Somebody gets it. The left is so damn stupid. They believe in protecting criminals, and would be murderers as the expense of law abiding citizens trying to save their own life because the left will not.
 
The Court noted that the “robust self-defense rights that citizens of this state have always enjoyed” does come with limits, but none of them "require martyrdom in service of reasonableness", adding that "Turner didn’t have to take a bullet as the most reasonable thing to do; the law permitted him to save his own life."

Somebody gets it. The left is so damn stupid. They believe in protecting criminals, and would be murderers as the expense of law abiding citizens trying to save their own life because the left will not.
Oh look. Another rightist making up stupid shit so he can tell us how stupid his made-up shit is.
 
An interesting case on defensive gun use in Indiana involving a man who made an intuitive self-defense judgment call that may have saved his life but saw him found guilty of battery with a deadly weapon because he'd violated the state's objective reasonableness standard:


Basically, in Indiana, if you now make a judgment call involving using potentially lethal force and you get it right, you cannot be found guilty of assault no matter how limited your information was or how unreasonable your decision would have looked at the time. Get it wrong, though, and you can find yourself up on assault and even murder charges.

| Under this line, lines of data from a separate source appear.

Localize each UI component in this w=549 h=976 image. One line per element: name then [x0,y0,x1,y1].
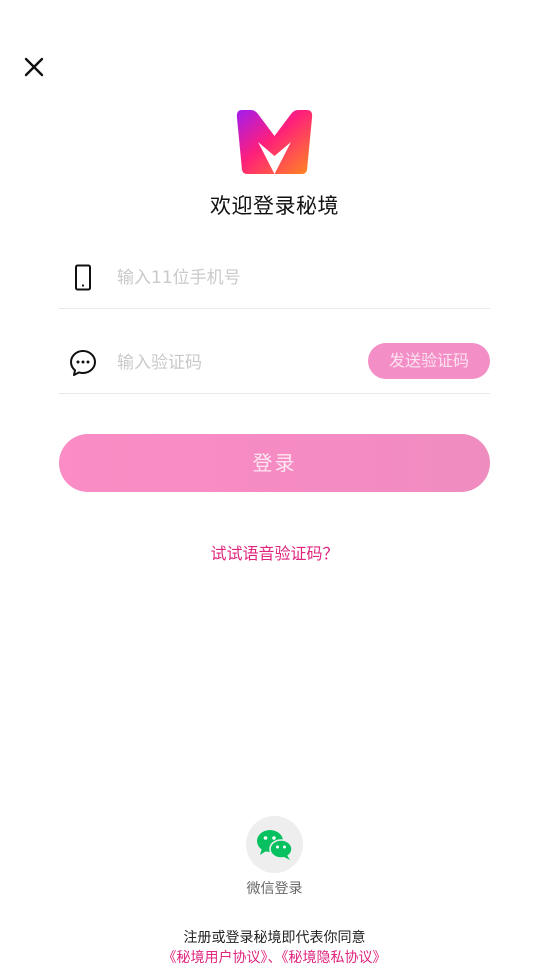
privacy-agreement-link[interactable]: 《秘境隐私协议》 [282,950,387,966]
agreement-text: 注册或登录秘境即代表你同意 [183,930,366,946]
welcome-title: 欢迎登录秘境 [210,194,339,218]
close-icon [24,57,44,77]
app-logo [236,108,313,176]
phone-input[interactable] [117,264,477,292]
wechat-login-button[interactable] [246,816,303,873]
message-icon [70,350,96,376]
phone-field-row [59,252,490,309]
user-agreement-link[interactable]: 《秘境用户协议》 [163,950,268,966]
code-field-row: 发送验证码 [59,337,490,394]
agreement-links: 《秘境用户协议》、《秘境隐私协议》 [0,947,549,967]
agreement-separator: 、 [267,950,282,966]
wechat-login-label: 微信登录 [246,881,303,897]
phone-icon [75,264,91,291]
app-logo-icon [236,110,313,174]
wechat-icon [257,830,293,860]
voice-code-link[interactable]: 试试语音验证码？ [0,540,549,564]
code-input[interactable] [117,349,357,377]
login-button[interactable]: 登录 [59,434,490,492]
send-code-button[interactable]: 发送验证码 [368,343,490,379]
close-button[interactable] [20,53,48,81]
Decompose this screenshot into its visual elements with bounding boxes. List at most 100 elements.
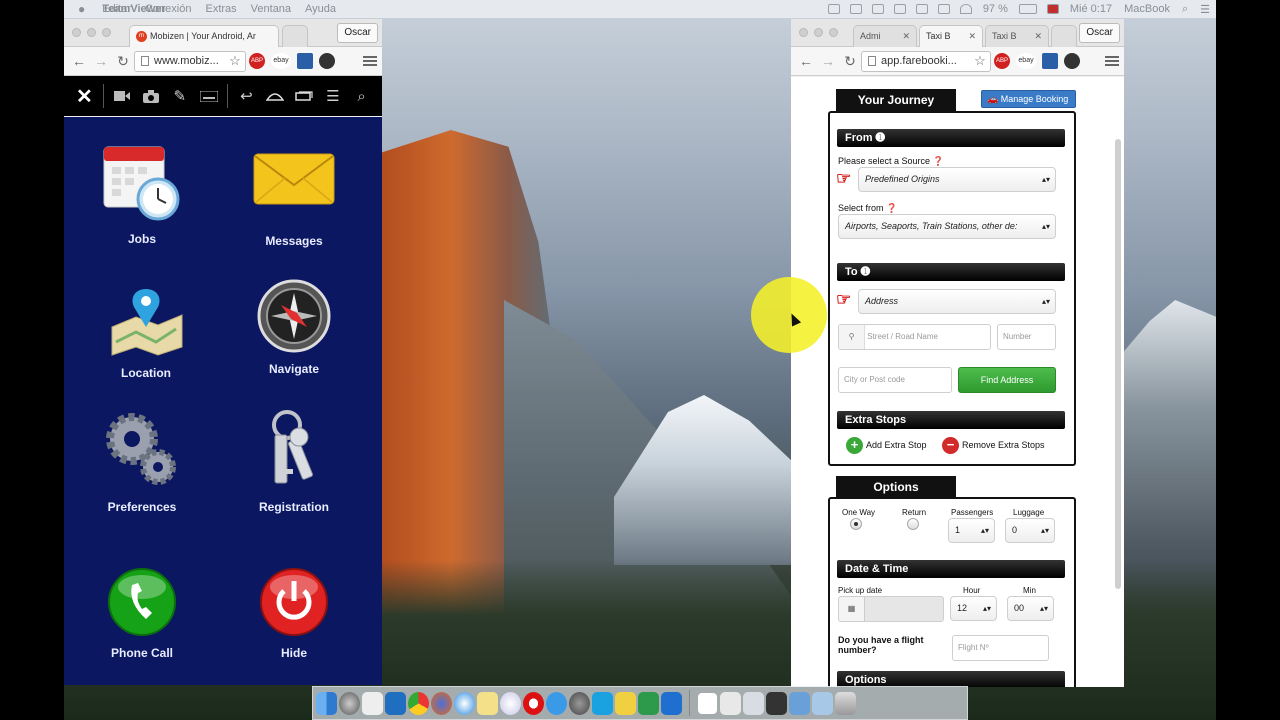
tab-taxi-1[interactable]: Taxi B ✕ — [919, 25, 983, 47]
safari-icon[interactable] — [454, 691, 475, 715]
options-tab[interactable]: Options — [836, 476, 956, 498]
close-tab-icon[interactable]: ✕ — [902, 31, 910, 42]
close-window-button[interactable] — [799, 28, 808, 37]
battery-percent[interactable]: 97 % — [977, 3, 1014, 15]
your-journey-tab[interactable]: Your Journey — [836, 89, 956, 111]
street-input[interactable]: ⚲ Street / Road Name — [838, 324, 991, 350]
status-icon[interactable] — [893, 4, 906, 14]
spotlight-icon[interactable]: ⌕ — [1176, 3, 1194, 16]
calculator-icon[interactable] — [766, 691, 787, 715]
video-icon[interactable] — [108, 76, 137, 116]
find-address-button[interactable]: Find Address — [958, 367, 1056, 393]
firefox-icon[interactable] — [431, 691, 452, 715]
search-icon[interactable]: ⌕ — [347, 76, 376, 116]
computer-name[interactable]: MacBook — [1118, 3, 1176, 15]
calendar-icon[interactable]: ▦ — [839, 597, 865, 621]
app-location[interactable]: Location — [76, 287, 216, 380]
android-home-icon[interactable] — [261, 76, 290, 116]
notification-center-icon[interactable]: ☰ — [1194, 3, 1216, 16]
manage-booking-button[interactable]: 🚗 Manage Booking — [981, 90, 1076, 108]
zoom-window-button[interactable] — [829, 28, 838, 37]
zoom-window-button[interactable] — [102, 28, 111, 37]
new-tab-button[interactable] — [1051, 25, 1077, 47]
adblock-icon[interactable]: ABP — [249, 53, 265, 69]
ebay-icon[interactable]: ebay — [1016, 53, 1036, 69]
photos-icon[interactable] — [362, 691, 383, 715]
status-icon[interactable] — [915, 4, 928, 14]
skype-icon[interactable] — [592, 691, 613, 715]
status-icon[interactable] — [849, 4, 862, 14]
finder-icon[interactable] — [316, 691, 337, 715]
clock[interactable]: Mié 0:17 — [1064, 3, 1118, 15]
extension-icon[interactable] — [1042, 53, 1058, 69]
add-extra-stop-button[interactable]: + Add Extra Stop — [846, 437, 927, 454]
extension-moon-icon[interactable] — [319, 53, 335, 69]
close-tab-icon[interactable]: ✕ — [968, 31, 976, 42]
android-menu-icon[interactable]: ☰ — [318, 76, 347, 116]
adblock-icon[interactable]: ABP — [994, 53, 1010, 69]
profile-button[interactable]: Oscar — [337, 23, 378, 43]
min-select[interactable]: 00 ▴▾ — [1007, 596, 1054, 621]
chrome-icon[interactable] — [408, 691, 429, 715]
launchpad-icon[interactable] — [339, 691, 360, 715]
screen-icon[interactable] — [789, 691, 810, 715]
close-tab-icon[interactable]: ✕ — [1034, 31, 1042, 42]
opera-icon[interactable] — [523, 691, 544, 715]
pen-icon[interactable]: ✎ — [165, 76, 194, 116]
app-hide[interactable]: Hide — [224, 567, 364, 660]
bookmark-star-icon[interactable]: ☆ — [969, 53, 991, 69]
one-way-radio[interactable] — [850, 518, 862, 530]
preview-icon[interactable] — [743, 691, 764, 715]
recent-apps-icon[interactable] — [290, 76, 319, 116]
extension-moon-icon[interactable] — [1064, 53, 1080, 69]
forward-icon[interactable]: → — [817, 53, 839, 69]
passengers-select[interactable]: 1 ▴▾ — [948, 518, 995, 543]
luggage-select[interactable]: 0 ▴▾ — [1005, 518, 1055, 543]
close-window-button[interactable] — [72, 28, 81, 37]
flag-icon[interactable] — [1046, 4, 1059, 14]
forward-icon[interactable]: → — [90, 53, 112, 69]
city-input[interactable]: City or Post code — [838, 367, 952, 393]
document-icon[interactable] — [697, 691, 718, 715]
camtasia-icon[interactable] — [638, 691, 659, 715]
app-messages[interactable]: Messages — [224, 153, 364, 248]
browser-menu-icon[interactable] — [363, 56, 377, 66]
browser-menu-icon[interactable] — [1105, 56, 1119, 66]
reload-icon[interactable]: ↻ — [112, 53, 134, 70]
system-preferences-icon[interactable] — [569, 691, 590, 715]
number-input[interactable]: Number — [997, 324, 1056, 350]
ebay-icon[interactable]: ebay — [271, 53, 291, 69]
status-icon[interactable] — [937, 4, 950, 14]
return-radio[interactable] — [907, 518, 919, 530]
extension-icon[interactable] — [297, 53, 313, 69]
mail-stack-icon[interactable] — [720, 691, 741, 715]
camera-icon[interactable] — [137, 76, 166, 116]
reload-icon[interactable]: ↻ — [839, 53, 861, 70]
stickies-icon[interactable] — [615, 691, 636, 715]
profile-button[interactable]: Oscar — [1079, 23, 1120, 43]
teamviewer-icon[interactable] — [661, 691, 682, 715]
menu-app-name[interactable]: TeamViewer — [64, 3, 204, 15]
to-type-select[interactable]: Address ▴▾ — [858, 289, 1056, 314]
new-tab-button[interactable] — [282, 25, 308, 47]
close-icon[interactable]: ✕ — [70, 76, 99, 116]
bookmark-star-icon[interactable]: ☆ — [224, 53, 246, 69]
tab-admin[interactable]: Admi ✕ — [853, 25, 917, 47]
app-phone-call[interactable]: Phone Call — [72, 567, 212, 660]
select-from-dropdown[interactable]: Airports, Seaports, Train Stations, othe… — [838, 214, 1056, 239]
menu-extras[interactable]: Extras — [198, 3, 243, 15]
app-preferences[interactable]: Preferences — [72, 411, 212, 514]
battery-icon[interactable] — [1018, 4, 1037, 14]
tab-taxi-2[interactable]: Taxi B ✕ — [985, 25, 1049, 47]
app-store-icon[interactable] — [546, 691, 567, 715]
minimize-window-button[interactable] — [87, 28, 96, 37]
keyboard-icon[interactable] — [194, 76, 223, 116]
hour-select[interactable]: 12 ▴▾ — [950, 596, 997, 621]
android-back-icon[interactable]: ↩ — [232, 76, 261, 116]
help-icon[interactable]: ❓ — [933, 156, 944, 166]
itunes-icon[interactable] — [500, 691, 521, 715]
minimize-window-button[interactable] — [814, 28, 823, 37]
source-select[interactable]: Predefined Origins ▴▾ — [858, 167, 1056, 192]
tab-mobizen[interactable]: m Mobizen | Your Android, Ar — [129, 25, 279, 47]
folder-icon[interactable] — [812, 691, 833, 715]
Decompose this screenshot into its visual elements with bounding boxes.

But then whether you get it "right" or not is someone else's judgment call.
 
Indiana has some of the strongest "stand your ground" laws in the country.
If a person is on your property, you have told them to leave, and you believe they are a threat to you or any person on your property, even if it is another stranger - you have the right to use lethal force.
In Indiana, if someone is breaking into your shed, and no one is even in the shed - you can shoot them.

It is awesome.
 
Indiana has some of the strongest "stand your ground" laws in the country.
If a person is on your property, you have told them to leave, and you believe they are a threat to you or any person on your property, even if it is another stranger - you have the right to use lethal force.
In Indiana, if someone is breaking into your shed, and no one is even in the shed - you can shoot them.

It is awesome.

Well if you're on your own property, I don't think any state requires you to retire in the face a a physical threat. .
 
Well if you're on your own property, I don't think any state requires you to retire in the face a a physical threat. .
CA Democrats proposed a bill that would force “duty to retreat” under all circumstances.
 
But then whether you get it "right" or not is someone else's judgment call.
Here's the facts of this case, from the beginning of the Court's opinion:

Antonio Turner was one of three students studying organic chemistry at a classmate’s home, tucked away in a quiet neighborhood just outside of Indianapolis. While they were studying, the classmate’s jealous love interest, Dequan Briscoe, repeatedly called her. And when he learned Turner was at her home, Briscoe twice threatened to “pull up” on Turner—to attack him—which Turner heard over the speakerphone. Shortly after hearing the threat, Turner walked outside to his car, and moments later, he sensed that the unfamiliar car screeching towards him down the sleepy street was an ambush. Since he didn’t have time to reach the house and had nowhere to hide, he turned while running and fired four shots into the car, wounding Briscoe. Turner fired based on his intuition—he didn’t recognize the car, couldn’t see through its darkly tinted windows, and wouldn’t have recognized Briscoe if he saw him. But that intuition proved prescient. It turns out Briscoe was aiming a handgun to shoot Turner just before Turner began firing.